Ob jemals ein Prozeß zur Verurteilung von Wangchuk stattgefunden hat, weiß man nicht. Seine Familienmitglieder wurden weder über die Verhaftung noch die Anschuldigungen gegen ihn informiert.

Seit seiner willkürlichen Inhaftierung sind die Familienangehörigen von Wangchuk rechtswidrig eingeschränkt und bestraft worden. Die lokalen Behörden haben die Sozialleistungen der Familie, einschließlich der Zuschüsse und Altersversicherung, gestrichen. Ohne schriftliche Genehmigung der Gemeindeverwaltung dürfen die Angehörigen nicht ins Ausland reisen. Eine verstärkte Überwachung durch die lokalen Behörden hat das Leben der Familienmitglieder zerstört.

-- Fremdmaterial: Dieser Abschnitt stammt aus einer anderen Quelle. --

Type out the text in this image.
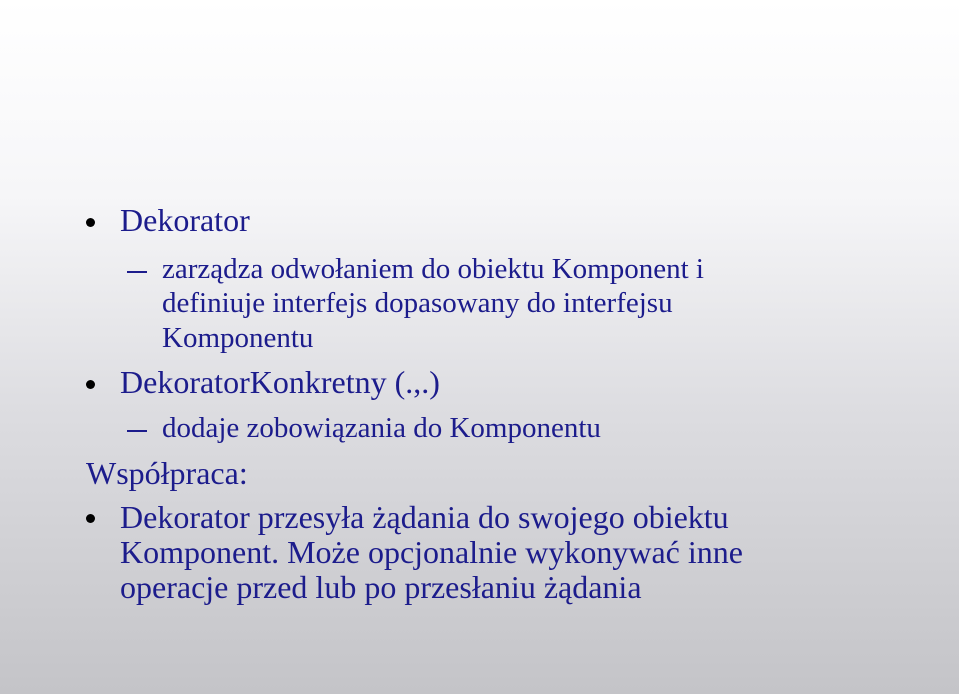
Dekorator
zarządza odwołaniem do obiektu Komponent i
definiuje interfejs dopasowany do interfejsu
Komponentu
DekoratorKonkretny (.,.)
dodaje zobowiązania do Komponentu
Współpraca:
Dekorator przesyła żądania do swojego obiektu
Komponent. Może opcjonalnie wykonywać inne
operacje przed lub po przesłaniu żądania
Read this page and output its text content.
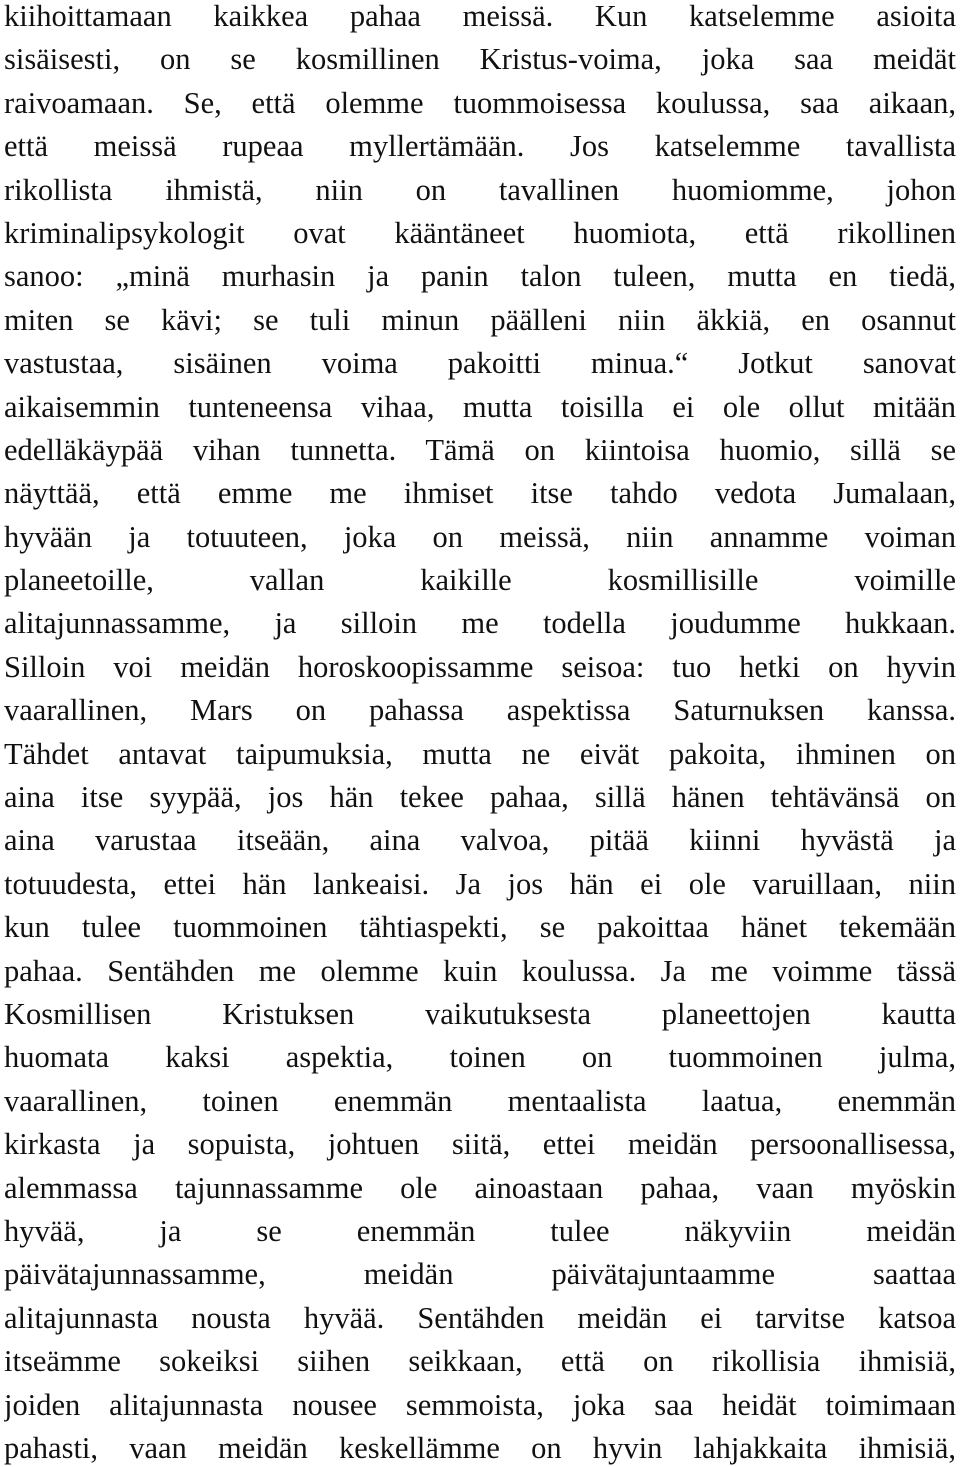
kiihoittamaan kaikkea pahaa meissä. Kun katselemme asioita
sisäisesti, on se kosmillinen Kristus-voima, joka saa meidät
raivoamaan. Se, että olemme tuommoisessa koulussa, saa aikaan,
että meissä rupeaa myllertämään. Jos katselemme tavallista
rikollista ihmistä, niin on tavallinen huomiomme, johon
kriminalipsykologit ovat kääntäneet huomiota, että rikollinen
sanoo: „minä murhasin ja panin talon tuleen, mutta en tiedä,
miten se kävi; se tuli minun päälleni niin äkkiä, en osannut
vastustaa, sisäinen voima pakoitti minua.“ Jotkut sanovat
aikaisemmin tunteneensa vihaa, mutta toisilla ei ole ollut mitään
edelläkäypää vihan tunnetta. Tämä on kiintoisa huomio, sillä se
näyttää, että emme me ihmiset itse tahdo vedota Jumalaan,
hyvään ja totuuteen, joka on meissä, niin annamme voiman
planeetoille, vallan kaikille kosmillisille voimille
alitajunnassamme, ja silloin me todella joudumme hukkaan.
Silloin voi meidän horoskoopissamme seisoa: tuo hetki on hyvin
vaarallinen, Mars on pahassa aspektissa Saturnuksen kanssa.
Tähdet antavat taipumuksia, mutta ne eivät pakoita, ihminen on
aina itse syypää, jos hän tekee pahaa, sillä hänen tehtävänsä on
aina varustaa itseään, aina valvoa, pitää kiinni hyvästä ja
totuudesta, ettei hän lankeaisi. Ja jos hän ei ole varuillaan, niin
kun tulee tuommoinen tähtiaspekti, se pakoittaa hänet tekemään
pahaa. Sentähden me olemme kuin koulussa. Ja me voimme tässä
Kosmillisen Kristuksen vaikutuksesta planeettojen kautta
huomata kaksi aspektia, toinen on tuommoinen julma,
vaarallinen, toinen enemmän mentaalista laatua, enemmän
kirkasta ja sopuista, johtuen siitä, ettei meidän persoonallisessa,
alemmassa tajunnassamme ole ainoastaan pahaa, vaan myöskin
hyvää, ja se enemmän tulee näkyviin meidän
päivätajunnassamme, meidän päivätajuntaamme saattaa
alitajunnasta nousta hyvää. Sentähden meidän ei tarvitse katsoa
itseämme sokeiksi siihen seikkaan, että on rikollisia ihmisiä,
joiden alitajunnasta nousee semmoista, joka saa heidät toimimaan
pahasti, vaan meidän keskellämme on hyvin lahjakkaita ihmisiä,
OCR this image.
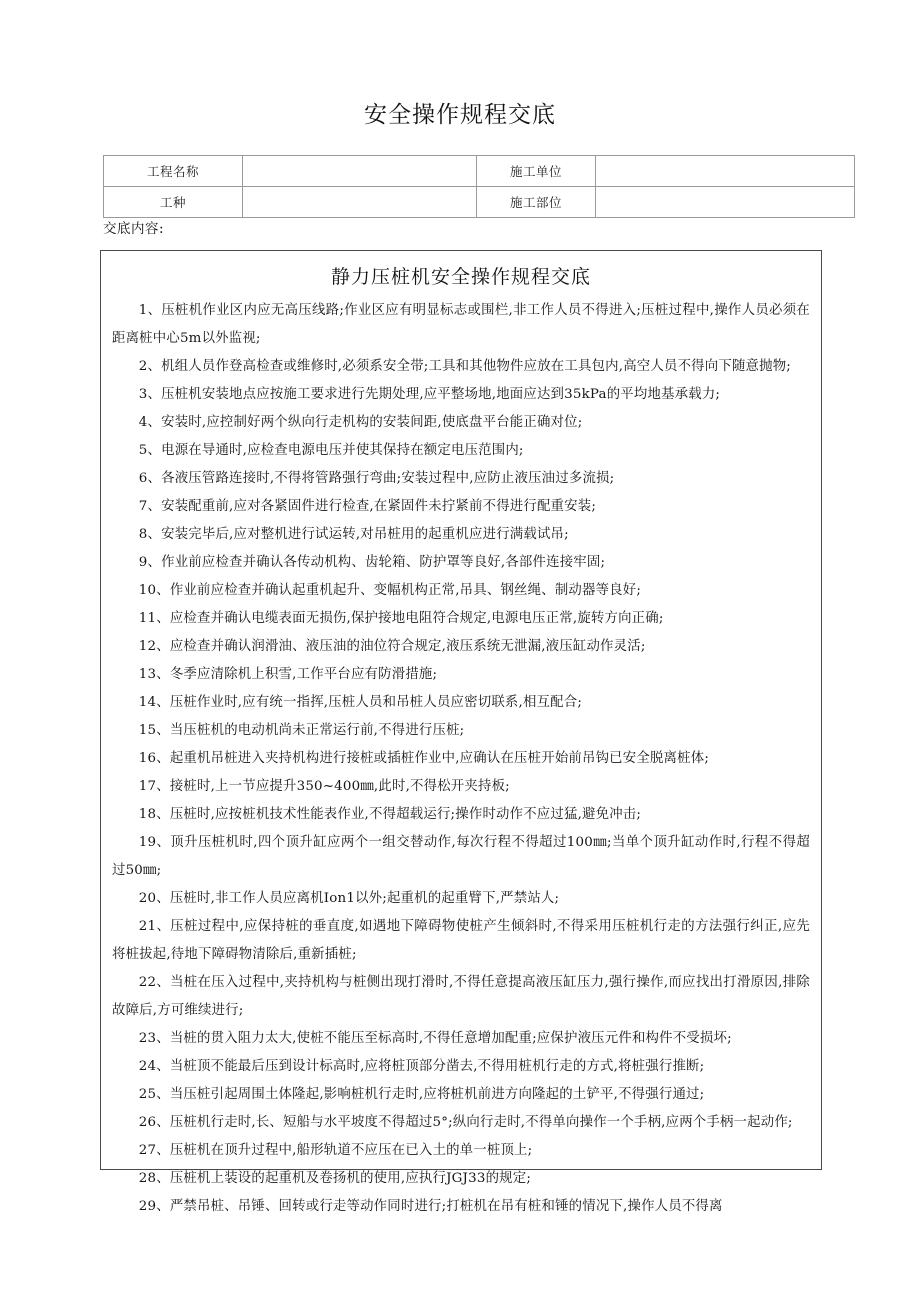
安全操作规程交底
工程名称		施工单位	
工种		施工部位	
交底内容:
静力压桩机安全操作规程交底

1、压桩机作业区内应无高压线路;作业区应有明显标志或围栏,非工作人员不得进入;压桩过程中,操作人员必须在距离桩中心5m以外监视;

2、机组人员作登高检查或维修时,必须系安全带;工具和其他物件应放在工具包内,高空人员不得向下随意抛物;

3、压桩机安装地点应按施工要求进行先期处理,应平整场地,地面应达到35kPa的平均地基承载力;

4、安装时,应控制好两个纵向行走机构的安装间距,使底盘平台能正确对位;

5、电源在导通时,应检查电源电压并使其保持在额定电压范围内;

6、各液压管路连接时,不得将管路强行弯曲;安装过程中,应防止液压油过多流损;

7、安装配重前,应对各紧固件进行检查,在紧固件未拧紧前不得进行配重安装;

8、安装完毕后,应对整机进行试运转,对吊桩用的起重机应进行满载试吊;

9、作业前应检查并确认各传动机构、齿轮箱、防护罩等良好,各部件连接牢固;

10、作业前应检查并确认起重机起升、变幅机构正常,吊具、钢丝绳、制动器等良好;

11、应检查并确认电缆表面无损伤,保护接地电阻符合规定,电源电压正常,旋转方向正确;

12、应检查并确认润滑油、液压油的油位符合规定,液压系统无泄漏,液压缸动作灵活;

13、冬季应清除机上积雪,工作平台应有防滑措施;

14、压桩作业时,应有统一指挥,压桩人员和吊桩人员应密切联系,相互配合;

15、当压桩机的电动机尚未正常运行前,不得进行压桩;

16、起重机吊桩进入夹持机构进行接桩或插桩作业中,应确认在压桩开始前吊钩已安全脱离桩体;

17、接桩时,上一节应提升350~400㎜,此时,不得松开夹持板;

18、压桩时,应按桩机技术性能表作业,不得超载运行;操作时动作不应过猛,避免冲击;

19、顶升压桩机时,四个顶升缸应两个一组交替动作,每次行程不得超过100㎜;当单个顶升缸动作时,行程不得超过50㎜;

20、压桩时,非工作人员应离机Ion1以外;起重机的起重臂下,严禁站人;

21、压桩过程中,应保持桩的垂直度,如遇地下障碍物使桩产生倾斜时,不得采用压桩机行走的方法强行纠正,应先将桩拔起,待地下障碍物清除后,重新插桩;

22、当桩在压入过程中,夹持机构与桩侧出现打滑时,不得任意提高液压缸压力,强行操作,而应找出打滑原因,排除故障后,方可维续进行;

23、当桩的贯入阻力太大,使桩不能压至标高时,不得任意增加配重;应保护液压元件和构件不受损坏;

24、当桩顶不能最后压到设计标高时,应将桩顶部分凿去,不得用桩机行走的方式,将桩强行推断;

25、当压桩引起周围土体隆起,影响桩机行走时,应将桩机前进方向隆起的土铲平,不得强行通过;

26、压桩机行走时,长、短船与水平坡度不得超过5°;纵向行走时,不得单向操作一个手柄,应两个手柄一起动作;

27、压桩机在顶升过程中,船形轨道不应压在已入土的单一桩顶上;

28、压桩机上装设的起重机及卷扬机的使用,应执行JGJ33的规定;

29、严禁吊桩、吊锤、回转或行走等动作同时进行;打桩机在吊有桩和锤的情况下,操作人员不得离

Die willkürliche Inhaftierung von Wangchuk hat die Gesundheit seiner alten Mutter Tsewang, die unter einer Herzerkrankung leidet, stark beeinträchtigt.

Wangchuk ist aus dem Dorf Karchung in der Gemeinde Zurtso im Kreis Nyalam (chin. Nielamu), Präfektur Shigatse. Er hat eine große Familie mit seinen Eltern, Herrn Dorjee und Frau Tsewang, sowie einen älteren und einen jüngeren Bruder, mit denen er eine polyandrische Ehe eingegangen ist. Die drei Brüder haben zusammen fünf Kinder - drei Söhne und zwei Töchter. Als Kleinhändler, der seine Waren in Lhasa und manchmal auch in der Grenzstadt Dram verkaufte, war Wangchuk der Haupternährer der Familie. Durch seine Inhaftierung wird die finanzielle Belastung der Familie noch zunehmen, so daß sie bald das Schulgeld für die Kinder nicht mehr aufbringen kann.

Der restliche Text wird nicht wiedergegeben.